Утром матушка Александра вставала раньше всех. Я просыпался от звона посуды у печи, потом слышалось шипение сала на сковороде, потом ее голос — негромкий, но четкий:
— Георгий, вставай, кому говорят! Засоня, как есть засоня!
Гапон отзывался чаще мычанием, но скрипела кровать и он вставал. Гапон, как я уже знал, был совой, и ранние подъемы ему давались трудно.
Мать Александра в первый же вечер пришла ко мне с кружкой горячего молока и, поставив на стол, повернулась ко мне, уперев руки в крутые бока.

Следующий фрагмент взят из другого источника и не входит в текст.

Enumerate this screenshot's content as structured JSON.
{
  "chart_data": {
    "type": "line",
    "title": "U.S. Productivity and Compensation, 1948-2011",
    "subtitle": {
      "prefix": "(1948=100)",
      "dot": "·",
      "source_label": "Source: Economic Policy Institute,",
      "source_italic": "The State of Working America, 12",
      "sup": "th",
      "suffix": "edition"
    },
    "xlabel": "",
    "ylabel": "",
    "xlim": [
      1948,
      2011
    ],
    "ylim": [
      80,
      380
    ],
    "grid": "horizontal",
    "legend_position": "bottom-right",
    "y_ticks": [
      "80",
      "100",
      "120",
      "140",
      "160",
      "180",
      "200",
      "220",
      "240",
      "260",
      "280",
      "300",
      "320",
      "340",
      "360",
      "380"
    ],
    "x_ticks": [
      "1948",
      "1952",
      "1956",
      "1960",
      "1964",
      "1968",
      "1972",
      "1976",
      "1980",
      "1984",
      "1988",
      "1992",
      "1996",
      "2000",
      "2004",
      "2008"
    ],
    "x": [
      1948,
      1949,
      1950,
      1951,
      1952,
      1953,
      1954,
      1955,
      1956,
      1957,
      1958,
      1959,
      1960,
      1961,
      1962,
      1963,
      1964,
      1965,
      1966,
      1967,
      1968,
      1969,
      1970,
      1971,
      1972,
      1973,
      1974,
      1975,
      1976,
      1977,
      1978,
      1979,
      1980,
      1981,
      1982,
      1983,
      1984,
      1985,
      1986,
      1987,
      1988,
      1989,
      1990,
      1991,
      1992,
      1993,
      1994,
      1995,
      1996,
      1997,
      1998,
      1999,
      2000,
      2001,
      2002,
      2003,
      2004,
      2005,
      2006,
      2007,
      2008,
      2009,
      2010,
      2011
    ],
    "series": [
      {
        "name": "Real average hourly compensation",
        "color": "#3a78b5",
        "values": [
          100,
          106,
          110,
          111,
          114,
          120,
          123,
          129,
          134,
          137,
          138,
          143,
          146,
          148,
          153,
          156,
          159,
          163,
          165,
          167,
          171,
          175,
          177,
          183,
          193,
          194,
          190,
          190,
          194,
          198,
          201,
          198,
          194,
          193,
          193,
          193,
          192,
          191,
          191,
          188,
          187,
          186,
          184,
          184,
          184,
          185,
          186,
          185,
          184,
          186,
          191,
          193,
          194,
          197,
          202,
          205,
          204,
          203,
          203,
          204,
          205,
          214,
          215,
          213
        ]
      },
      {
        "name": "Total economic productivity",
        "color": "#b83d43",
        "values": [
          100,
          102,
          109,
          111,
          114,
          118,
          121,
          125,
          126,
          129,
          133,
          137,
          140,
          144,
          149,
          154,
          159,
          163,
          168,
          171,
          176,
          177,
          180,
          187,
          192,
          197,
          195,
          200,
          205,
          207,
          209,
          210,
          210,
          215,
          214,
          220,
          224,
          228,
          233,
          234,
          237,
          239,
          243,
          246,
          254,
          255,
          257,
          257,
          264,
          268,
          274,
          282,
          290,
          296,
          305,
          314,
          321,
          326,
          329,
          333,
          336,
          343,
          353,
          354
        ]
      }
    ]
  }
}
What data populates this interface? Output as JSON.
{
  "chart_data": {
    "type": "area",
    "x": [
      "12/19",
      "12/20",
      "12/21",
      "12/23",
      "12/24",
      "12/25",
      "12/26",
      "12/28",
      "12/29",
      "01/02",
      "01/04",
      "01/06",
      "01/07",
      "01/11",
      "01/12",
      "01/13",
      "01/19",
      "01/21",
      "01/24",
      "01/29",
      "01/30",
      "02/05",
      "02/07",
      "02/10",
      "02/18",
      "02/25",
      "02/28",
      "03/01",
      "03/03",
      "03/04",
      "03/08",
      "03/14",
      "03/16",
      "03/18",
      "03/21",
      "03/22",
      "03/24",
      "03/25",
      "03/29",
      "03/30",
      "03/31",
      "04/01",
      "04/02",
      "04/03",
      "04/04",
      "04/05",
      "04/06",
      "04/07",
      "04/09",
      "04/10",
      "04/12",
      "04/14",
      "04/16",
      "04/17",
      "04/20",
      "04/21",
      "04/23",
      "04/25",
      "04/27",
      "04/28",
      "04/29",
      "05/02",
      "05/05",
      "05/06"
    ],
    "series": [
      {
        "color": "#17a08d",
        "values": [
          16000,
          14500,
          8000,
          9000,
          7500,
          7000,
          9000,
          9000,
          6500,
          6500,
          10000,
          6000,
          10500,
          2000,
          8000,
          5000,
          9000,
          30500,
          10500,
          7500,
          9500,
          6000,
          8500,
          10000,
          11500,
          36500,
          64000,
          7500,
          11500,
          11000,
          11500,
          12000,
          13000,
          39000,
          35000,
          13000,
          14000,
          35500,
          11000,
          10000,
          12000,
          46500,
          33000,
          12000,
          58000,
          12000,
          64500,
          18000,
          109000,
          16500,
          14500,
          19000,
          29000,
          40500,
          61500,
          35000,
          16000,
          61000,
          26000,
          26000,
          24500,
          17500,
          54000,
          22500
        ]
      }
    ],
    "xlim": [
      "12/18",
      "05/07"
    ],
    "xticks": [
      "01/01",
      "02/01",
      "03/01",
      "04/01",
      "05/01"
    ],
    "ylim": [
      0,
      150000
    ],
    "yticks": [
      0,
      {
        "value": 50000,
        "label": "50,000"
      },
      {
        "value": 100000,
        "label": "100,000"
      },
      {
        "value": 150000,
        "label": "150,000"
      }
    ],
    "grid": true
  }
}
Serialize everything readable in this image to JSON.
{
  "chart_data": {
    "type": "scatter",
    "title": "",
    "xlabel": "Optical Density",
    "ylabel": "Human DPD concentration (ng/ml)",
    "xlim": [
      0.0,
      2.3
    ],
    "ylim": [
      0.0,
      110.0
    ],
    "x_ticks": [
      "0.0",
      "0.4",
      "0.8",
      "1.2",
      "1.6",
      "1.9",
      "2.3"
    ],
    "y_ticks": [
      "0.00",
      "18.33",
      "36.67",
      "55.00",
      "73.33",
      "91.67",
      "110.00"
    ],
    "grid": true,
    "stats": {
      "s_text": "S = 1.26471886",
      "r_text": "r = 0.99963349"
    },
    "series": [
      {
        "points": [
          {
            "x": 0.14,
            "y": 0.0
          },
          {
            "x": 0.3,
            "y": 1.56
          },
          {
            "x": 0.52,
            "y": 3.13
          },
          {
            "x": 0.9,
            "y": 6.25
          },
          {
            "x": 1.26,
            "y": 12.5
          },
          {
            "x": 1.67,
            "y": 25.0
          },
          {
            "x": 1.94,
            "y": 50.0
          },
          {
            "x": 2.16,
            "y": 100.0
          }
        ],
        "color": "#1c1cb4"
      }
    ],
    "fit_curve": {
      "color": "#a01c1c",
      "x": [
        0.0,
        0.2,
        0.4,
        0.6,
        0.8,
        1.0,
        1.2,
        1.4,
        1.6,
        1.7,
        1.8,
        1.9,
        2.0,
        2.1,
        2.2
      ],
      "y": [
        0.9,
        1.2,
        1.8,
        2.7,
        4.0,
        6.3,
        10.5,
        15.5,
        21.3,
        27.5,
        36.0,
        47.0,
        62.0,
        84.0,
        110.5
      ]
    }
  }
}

— Ногу покажи, — потребовала она.
Я стянул носок и положил ногу на табурет. Она взглянула, хмыкнула:
— Ушиб. Сиди так, сейчас компресс сделаю.
Через пять минут я сидел в тряпицей на лодыжке. Чем уж она ее смочила — не знаю, но боль утихла почти сразу.
— Ты с Uеоргием сильно не спорь, дурака из себя не выводи — не сезон, — предупредила она, а я едва не поперхнулся молоком от ее прямоты.
Она заметила, усмехнулась. Улыбка у матушки Александры была редкая, но щедрая: лицо сразу теплело, от глаз расходились морщинки, на щеках появлялись глубокие ямочки.
— Ты не смотри, что я баба, — сказала она. — Я жизнь со всяких сторон повидала. Даже однажды городовому в ухо съездила, — она сжала кулак и я невольно посочувствовал тому городовому.
Говорила все это жена Гапона вроде бы не всерьез, но я почему-то поверил.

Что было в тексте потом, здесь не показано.